First, a large amount of recent evidence indicates there is an association between vitamin D levels and obesity (), which is an established cardiovascular risk factor. However, body mass index (BMI) and waist circumference were considered only as potential confounding factors in the statistical analysis of the study by Haque et al. Thus, it would be interesting to know whether vitamin D levels were associated with the presence of obesity and/or metabolic syndrome in RA patients.
Second, impaired renal function, which significantly affects vitamin D levels and is commonly observed in RA patients (), was not included in the present analysis as a possible confounding factor. Furthermore, it should be noted that no association was found between vitamin D levels and systolic or diastolic blood pressure levels in this population, which is in contrast with experimental () and cross-sectional data () linking vitamin D deficiency with hypertension.
Finally, after adjusting for potential confounders, the vitamin D levels were associated with only high-density lipoprotein cholesterol, E-selectin, and soluble intercellular adhesion molecule 1 (sICAM-1) levels. However, E-selectin and sICAM-1 have been investigated in earlier studies as humoral markers of endothelial dysfunction and atherosclerosis, but their role in cardiovascular risk stratification has not been established ().
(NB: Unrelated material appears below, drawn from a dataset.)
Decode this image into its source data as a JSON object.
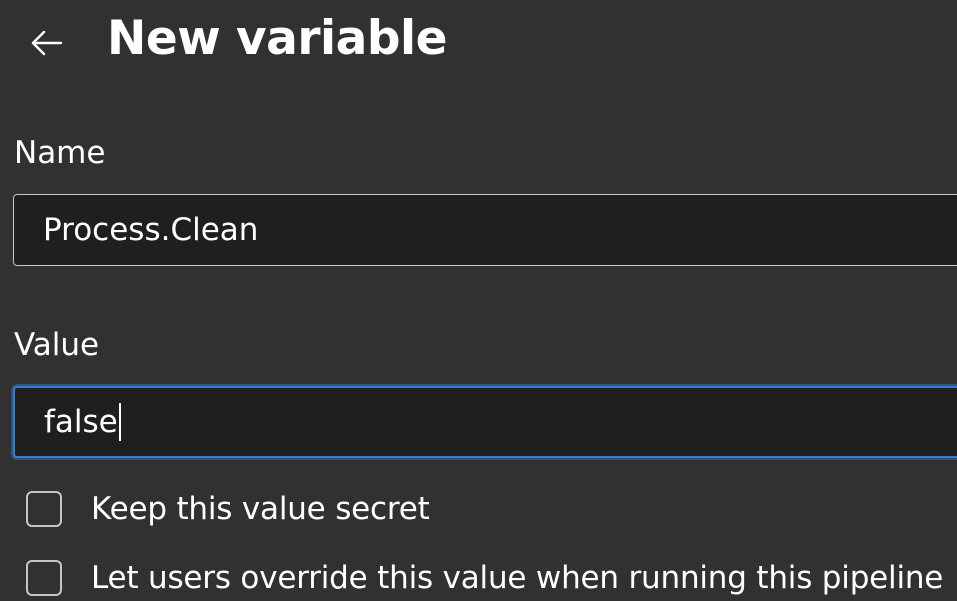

In conclusion, it is our opinion that well-designed prospective studies are needed to further investigate the role of vitamin D as a marker of cardiovascular risk in patients with RA. In addition, even if vitamin D is independently associated with cardiovascular risk in RA patients, whether the measurement of vitamin D levels can add something more to our knowledge of the risk stratification in these patients needs to be clarified. Nevertheless, the promising therapeutic opportunity of vitamin D supplementation has not been confirmed by randomized studies in patients with excessive cardiovascular risk.